O cenário eleitoral de 2026 apresenta uma redução expressiva no número de mulheres postulantes a uma vaga na Câmara dos Deputados. Dados oficiais revelam que o total de candidatas caiu de 3.717, em 2022, para 2.820 neste ciclo, representando um recuo de 24%. Contudo, devido à diminuição geral no número de postulantes, a proporção de mulheres no pleito federal subiu de 35% para 36,7%.
No âmbito das disputas majoritárias, o cenário é de escassez. Nenhuma chapa presidencial de partidos com representação no Congresso conta com mulheres. Para os governos estaduais e o Distrito Federal, apenas 34 mulheres concorrem entre 198 candidatos, um número inferior às 38 registradas no último pleito nacional.

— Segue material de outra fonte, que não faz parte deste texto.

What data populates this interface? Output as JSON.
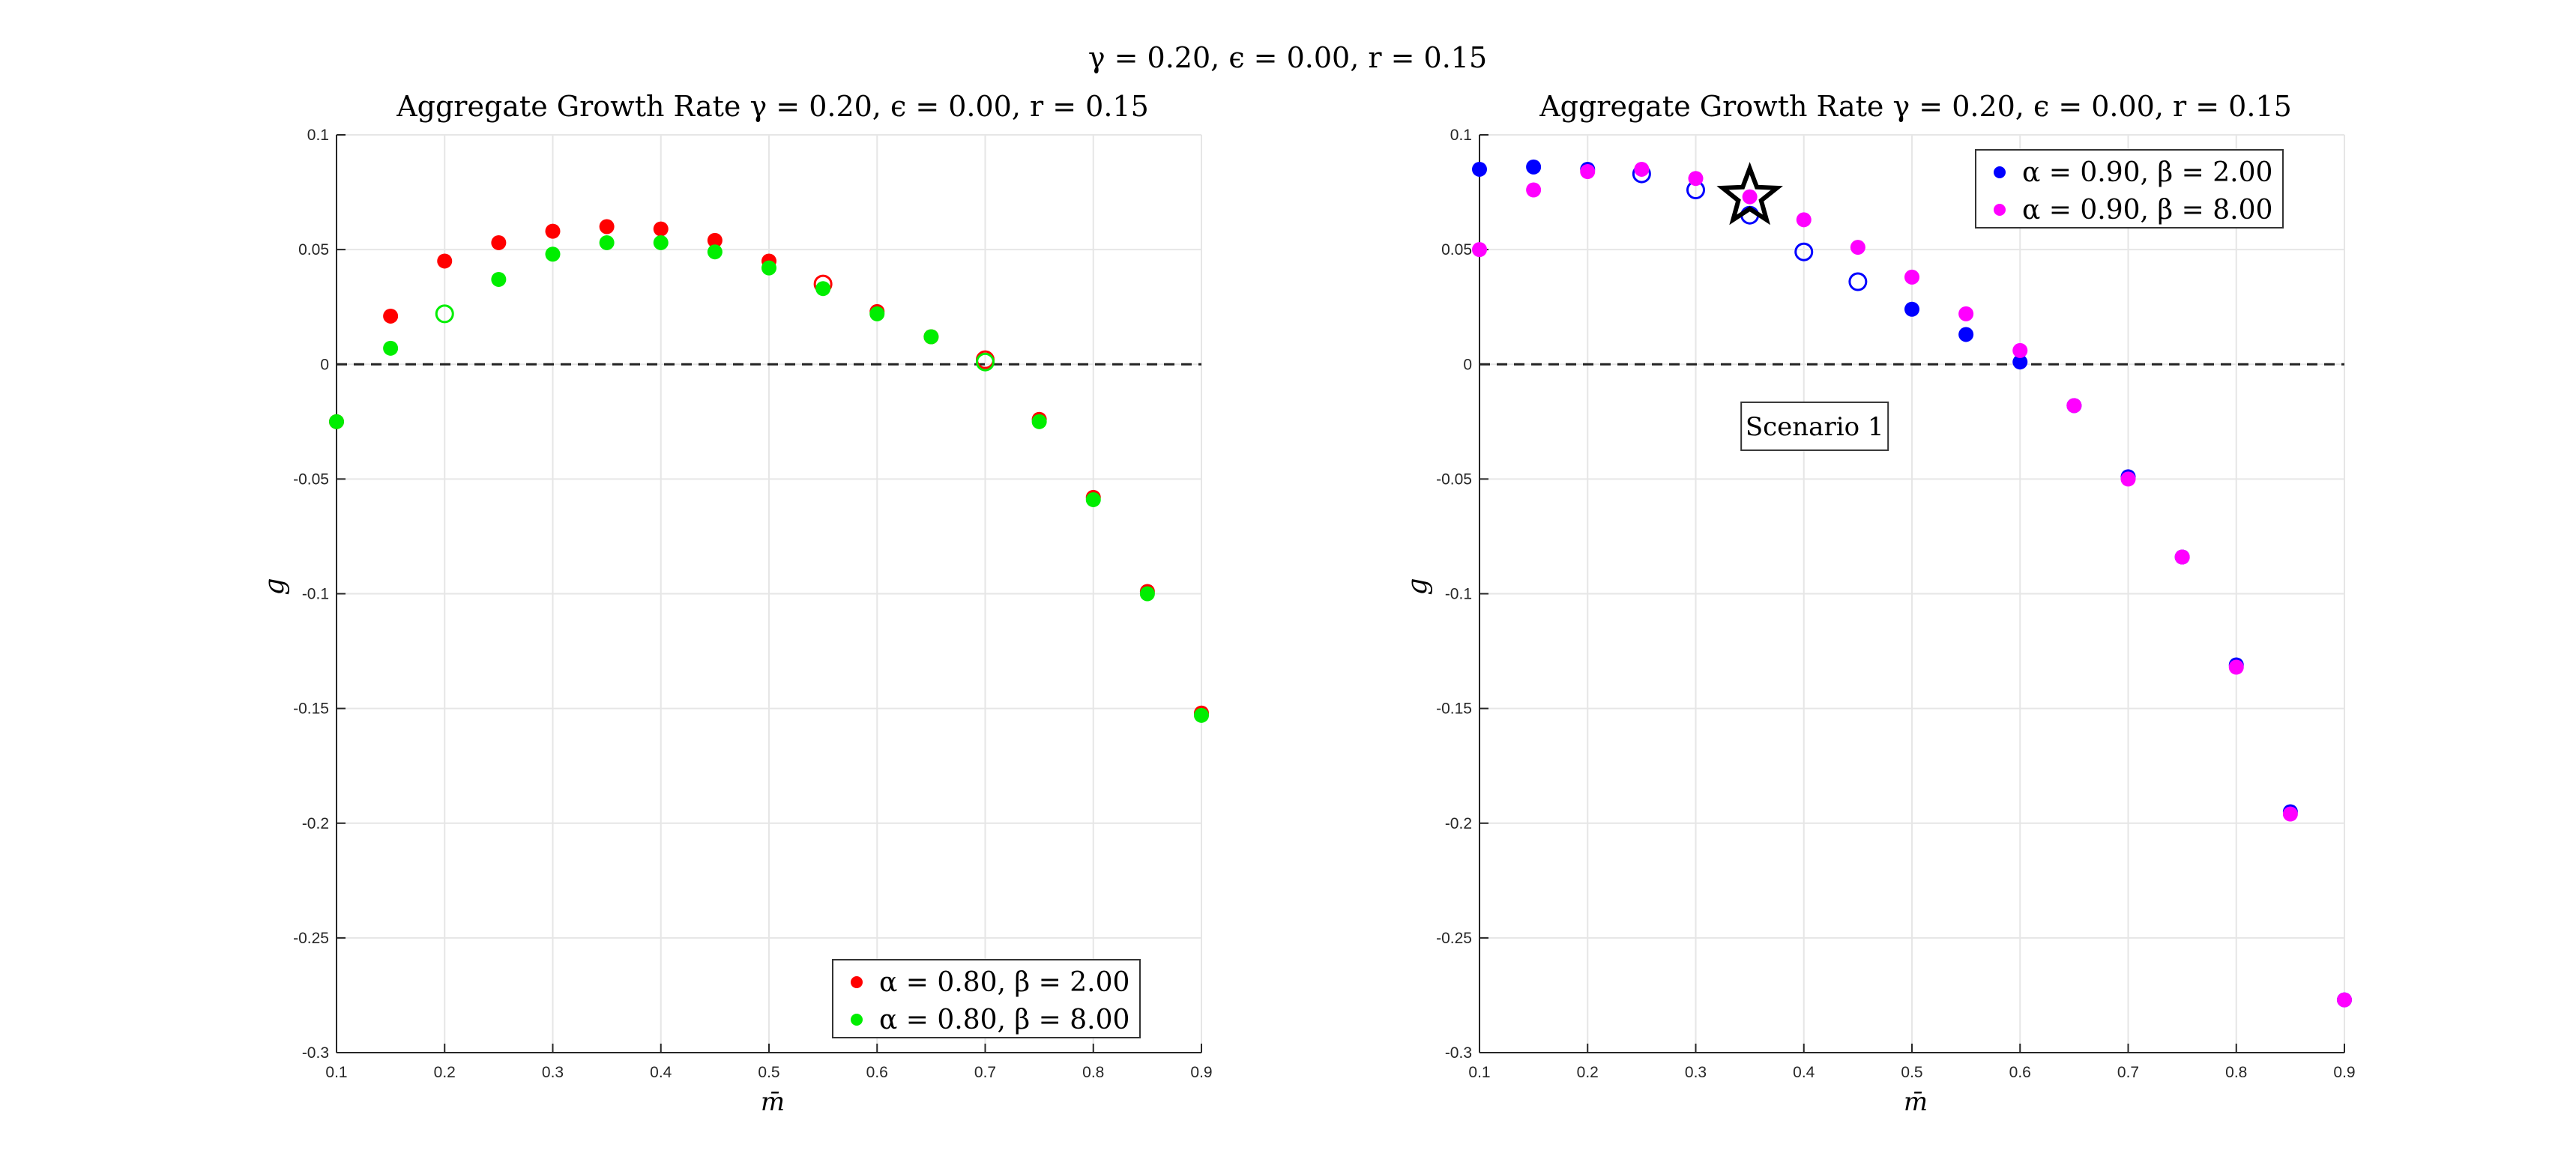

Um levantamento realizado pelo Instituto Esfera aponta que o Brasil detém a menor representação feminina na política entre as nações da América Latina. O estudo destaca que, embora as mulheres componham 52% do eleitorado brasileiro, elas ocupam apenas 18% das cadeiras no Legislativo federal, distanciando-se da meta de 30% estabelecida pela legislação atual.
A pesquisadora Daniela Matos defende a adoção de modelos de sucesso observados em países como México e Bolívia, que alcançaram paridade de gênero no Legislativo por meio de reserva de vagas e acesso equitativo a recursos. Segundo Matos, a legislação brasileira falha na prática por não garantir condições competitivas reais às candidatas.
“O sistema de cotas até garante que a mulher seja candidata, mas não dá condições para a eleição. Não dá condições e um dos motivos é a falta de acesso ao Fundo Partidário”, afirma a especialista. A falta de fiscalização na distribuição das verbas partidárias é apontada como um dos principais entraves para a viabilidade das campanhas femininas.
Além dos fatores financeiros, a pesquisadora ressalta as barreiras estruturais e culturais. A sobrecarga com o trabalho doméstico e a organização da rotina familiar, somadas a uma dinâmica partidária que exige dedicação em horários pouco flexíveis, como noites e fins de semana, acabam por afastar muitas mulheres da vida pública.
O histórico das últimas décadas evidencia um descompasso entre a inscrição e a efetiva ocupação de cargos. Entre 1998 e 2022, o número de candidatas à Câmara cresceu 925%, enquanto a quantidade de deputadas eleitas avançou apenas 210%, reforçando a necessidade urgente de políticas públicas voltadas à equidade de gênero.